This paper introduces Experiential Reflective Learning (ERL), a self-improvement framework for LLM agents that distills past task trajectories into a pool of reusable, structured heuristics. By retrieving and injecting 20 relevant heuristics into the agent's context at test time, ERL achieves a 56.1% success rate on the Gaia2 benchmark, significantly outperforming standard ReAct baselines and prior experiential learning methods.
TL;DR
LLM agents often act like "Goldfish"—they forget lessons learned from one task when tackling the next. Experiential Reflective Learning (ERL) fixes this by allowing agents to reflect on single-attempt successes or failures, distilling them into a structured "Heuristic Library." During new tasks, the agent selectively retrieves these "cheat sheets," boosting success rates on the Gaia2 benchmark by nearly 8% and significantly increasing operational reliability.
The "Tabula Rasa" Problem in Agentic Systems
Despite the reasoning prowess of GPT-5-class models, most agents are deployed in a Tabula Rasa state. Every time an agent encounters a domain-specific quirk—like a specific tool's API sensitivity—it has to rediscover the solution through trial and error.
Previous attempts to solve this, such as ExpeL or AutoGuide, faced two major hurdles:
- Efficiency: They often required "contrastive pairs" (running a task multiple times to see what went wrong), which is expensive and often impossible in production.
- Scalability: Appending every past lesson to every prompt (context stuffing) eventually leads to "lost in the middle" phenomena and massive token costs.
Methodology: The Reflection-Retrieval Loop
ERL moves away from raw memory and toward abstracted wisdom. The process is split into two distinct phases.
1. Heuristic Generation (The Reflection)
Instead of saving the entire messy log (trajectory) of a task, ERL asks the LLM to reflect: "What was the critical move here? What should I do differently next time?" The result is a structured Heuristic:
- Analysis: Why did we succeed or fail?
- Guideline: A "When-Then" rule (e.g., "When rescheduling, always create the new event before deleting the old one").

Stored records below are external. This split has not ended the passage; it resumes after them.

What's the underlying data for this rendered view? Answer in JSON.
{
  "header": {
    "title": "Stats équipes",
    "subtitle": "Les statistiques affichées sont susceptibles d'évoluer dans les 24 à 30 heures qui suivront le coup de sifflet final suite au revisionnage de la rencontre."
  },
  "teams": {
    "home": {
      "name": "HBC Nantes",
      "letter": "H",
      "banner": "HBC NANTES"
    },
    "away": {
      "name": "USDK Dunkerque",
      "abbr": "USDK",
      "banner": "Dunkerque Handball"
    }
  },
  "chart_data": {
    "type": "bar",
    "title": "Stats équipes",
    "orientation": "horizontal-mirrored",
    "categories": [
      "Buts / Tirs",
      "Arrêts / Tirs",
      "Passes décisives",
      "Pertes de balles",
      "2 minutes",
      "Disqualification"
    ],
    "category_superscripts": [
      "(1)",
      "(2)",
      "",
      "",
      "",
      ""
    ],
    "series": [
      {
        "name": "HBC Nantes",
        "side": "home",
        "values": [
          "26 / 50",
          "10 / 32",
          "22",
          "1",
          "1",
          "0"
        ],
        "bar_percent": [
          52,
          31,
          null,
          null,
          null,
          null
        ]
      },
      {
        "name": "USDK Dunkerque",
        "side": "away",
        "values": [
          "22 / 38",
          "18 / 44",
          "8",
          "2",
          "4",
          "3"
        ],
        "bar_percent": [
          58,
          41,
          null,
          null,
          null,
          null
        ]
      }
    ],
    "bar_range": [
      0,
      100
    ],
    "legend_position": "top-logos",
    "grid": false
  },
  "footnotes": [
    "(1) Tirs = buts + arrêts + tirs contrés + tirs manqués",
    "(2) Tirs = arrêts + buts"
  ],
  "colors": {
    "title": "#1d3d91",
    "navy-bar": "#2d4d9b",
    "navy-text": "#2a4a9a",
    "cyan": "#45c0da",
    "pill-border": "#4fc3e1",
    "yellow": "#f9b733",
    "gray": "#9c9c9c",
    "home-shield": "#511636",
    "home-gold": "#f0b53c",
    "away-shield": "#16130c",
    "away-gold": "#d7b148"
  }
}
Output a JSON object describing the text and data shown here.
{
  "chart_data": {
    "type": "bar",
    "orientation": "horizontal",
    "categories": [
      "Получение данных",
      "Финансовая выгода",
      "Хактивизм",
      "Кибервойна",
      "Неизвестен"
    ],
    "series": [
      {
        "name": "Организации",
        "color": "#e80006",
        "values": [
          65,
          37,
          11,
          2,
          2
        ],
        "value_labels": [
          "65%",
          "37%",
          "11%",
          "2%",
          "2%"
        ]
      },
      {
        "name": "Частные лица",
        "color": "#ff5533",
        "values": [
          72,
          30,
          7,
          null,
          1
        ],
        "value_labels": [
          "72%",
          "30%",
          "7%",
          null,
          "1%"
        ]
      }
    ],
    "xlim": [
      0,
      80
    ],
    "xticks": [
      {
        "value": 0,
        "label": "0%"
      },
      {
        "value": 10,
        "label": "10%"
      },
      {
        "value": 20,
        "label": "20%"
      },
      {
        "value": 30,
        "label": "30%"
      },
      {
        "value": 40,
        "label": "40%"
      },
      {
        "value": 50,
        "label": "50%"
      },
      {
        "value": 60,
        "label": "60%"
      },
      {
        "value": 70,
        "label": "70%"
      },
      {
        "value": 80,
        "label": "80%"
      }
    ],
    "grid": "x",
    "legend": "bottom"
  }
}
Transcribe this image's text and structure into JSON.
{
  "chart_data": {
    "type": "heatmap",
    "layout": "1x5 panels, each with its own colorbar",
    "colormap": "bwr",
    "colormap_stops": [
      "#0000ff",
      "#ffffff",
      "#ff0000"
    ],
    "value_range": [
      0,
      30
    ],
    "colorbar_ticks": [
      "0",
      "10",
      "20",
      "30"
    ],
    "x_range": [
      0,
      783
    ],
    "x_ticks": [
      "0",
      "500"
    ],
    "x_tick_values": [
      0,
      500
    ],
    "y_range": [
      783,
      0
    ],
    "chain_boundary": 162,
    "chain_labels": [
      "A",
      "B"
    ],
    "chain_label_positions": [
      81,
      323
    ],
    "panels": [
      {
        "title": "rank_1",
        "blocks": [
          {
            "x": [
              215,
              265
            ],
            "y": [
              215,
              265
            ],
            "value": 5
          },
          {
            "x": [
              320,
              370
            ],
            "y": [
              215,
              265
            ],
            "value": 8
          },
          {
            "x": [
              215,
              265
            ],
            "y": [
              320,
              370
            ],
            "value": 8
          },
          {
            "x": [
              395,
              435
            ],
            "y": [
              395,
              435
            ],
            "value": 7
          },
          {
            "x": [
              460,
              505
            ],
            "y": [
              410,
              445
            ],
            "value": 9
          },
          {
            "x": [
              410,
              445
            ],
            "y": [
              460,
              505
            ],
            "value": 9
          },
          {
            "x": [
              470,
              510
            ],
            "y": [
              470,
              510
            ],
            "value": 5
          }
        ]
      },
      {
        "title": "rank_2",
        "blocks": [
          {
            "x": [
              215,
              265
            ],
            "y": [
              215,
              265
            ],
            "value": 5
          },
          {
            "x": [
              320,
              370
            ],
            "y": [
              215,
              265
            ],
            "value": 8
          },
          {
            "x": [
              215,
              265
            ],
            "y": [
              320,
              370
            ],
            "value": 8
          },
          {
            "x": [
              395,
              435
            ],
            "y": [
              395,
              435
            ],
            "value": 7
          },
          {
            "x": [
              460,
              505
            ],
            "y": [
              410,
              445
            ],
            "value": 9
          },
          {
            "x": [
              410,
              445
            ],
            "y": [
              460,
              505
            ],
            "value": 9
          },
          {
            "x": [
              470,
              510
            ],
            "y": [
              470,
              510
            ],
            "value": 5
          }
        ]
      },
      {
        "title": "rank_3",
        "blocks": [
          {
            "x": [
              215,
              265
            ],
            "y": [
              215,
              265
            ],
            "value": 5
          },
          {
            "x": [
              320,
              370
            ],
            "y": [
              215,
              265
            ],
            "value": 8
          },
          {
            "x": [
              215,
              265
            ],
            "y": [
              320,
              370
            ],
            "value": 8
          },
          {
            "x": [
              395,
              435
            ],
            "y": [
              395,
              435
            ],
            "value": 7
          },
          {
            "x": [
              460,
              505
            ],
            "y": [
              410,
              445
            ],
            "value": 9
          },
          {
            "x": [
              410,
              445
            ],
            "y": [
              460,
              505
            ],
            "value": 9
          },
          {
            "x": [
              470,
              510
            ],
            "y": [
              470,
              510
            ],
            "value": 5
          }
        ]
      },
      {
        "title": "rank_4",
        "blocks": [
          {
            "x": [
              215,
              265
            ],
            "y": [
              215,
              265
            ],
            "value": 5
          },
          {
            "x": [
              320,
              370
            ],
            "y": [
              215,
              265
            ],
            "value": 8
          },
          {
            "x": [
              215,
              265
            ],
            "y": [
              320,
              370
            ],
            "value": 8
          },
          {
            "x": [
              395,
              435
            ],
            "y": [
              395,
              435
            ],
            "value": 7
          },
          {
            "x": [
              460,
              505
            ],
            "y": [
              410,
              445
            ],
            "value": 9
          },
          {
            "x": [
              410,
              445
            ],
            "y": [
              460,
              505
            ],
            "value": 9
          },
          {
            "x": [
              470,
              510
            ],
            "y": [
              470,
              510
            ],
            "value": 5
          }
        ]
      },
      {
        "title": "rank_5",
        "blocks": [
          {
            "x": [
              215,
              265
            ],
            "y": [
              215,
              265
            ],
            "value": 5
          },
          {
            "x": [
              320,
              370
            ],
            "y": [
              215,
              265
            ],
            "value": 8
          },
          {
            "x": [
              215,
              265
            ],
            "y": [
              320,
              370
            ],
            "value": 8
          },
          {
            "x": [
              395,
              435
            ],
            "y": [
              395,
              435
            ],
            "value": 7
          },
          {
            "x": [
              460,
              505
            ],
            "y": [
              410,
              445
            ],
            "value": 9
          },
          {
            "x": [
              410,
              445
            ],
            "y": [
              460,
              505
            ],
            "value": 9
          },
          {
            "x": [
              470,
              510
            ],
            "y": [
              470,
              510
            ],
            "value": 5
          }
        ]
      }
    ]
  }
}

Figure 1: The ERL framework showing the dual-loop of experience accumulation and retrieval-augmented execution.
2. Retrieval-Augmented Execution
When a new task starts, the agent doesn't look at all heuristics. It uses an LLM-based ranker to pick the Top-k (k=20) most relevant strategies. This ensures the prompt stays lean while still being highly specialized for the current environment.
Experimental Insights: Wisdom > Raw Data
The authors tested ERL on Gaia2, a benchmark involving complex search and multi-tool execution.
Key Result 1: Heuristics Generalize Better
A fascinating finding shown in the "Token-Matched Comparison" is that raw trajectories (few-shot) actually hurt performance as they scale, likely due to noise. In contrast, distilled heuristics provide a clean, actionable signal that continues to improve performance as the library grows.
Key Result 2: Reliability (Pass^3)
ERL doesn't just help agents solve more tasks; it helps them solve tasks consistently. The pass^3 metric (success on three out of three tries) saw a double-digit jump in Search tasks (+10.6%), proving that heuristics mitigate the stochastic "flukiness" of LLM reasoning.
Figure 2: Performance gains in success rate and reliability metrics (pass@3 vs pass^3) comparing ERL to the baseline.
Key Result 3: Failures are the Best Teachers for Search
The study found a curious split:
- Search tasks benefited most from Failure Heuristics (learning what not to do helps prune the search space).
- Execution tasks benefited more from Success Heuristics (learning a proven sequence of tool calls).
Critical Analysis & Future Outlook
Takeaway: ERL proves that "system-level" learning (parameter-free) can be just as effective as fine-tuning for specialized environments, provided the distillation process is rigorous.
Limitations:
- Cost: ERL adds roughly 40% to API costs due to the retrieval and reflection steps.
- Conflicting Advice: As the heuristic pool grows to thousands of entries, how will the agent handle two heuristics that contradict each other? This remains an open challenge for long-term agent evolution.
ERL represents a significant step toward agents that actually grow with their users, transforming every failure into a permanent, retrievable asset.
Disclaimer: This blog is based on the paper "EXPERIENTIAL REFLECTIVE LEARNING FOR SELF-IMPROVING LLM AGENTS".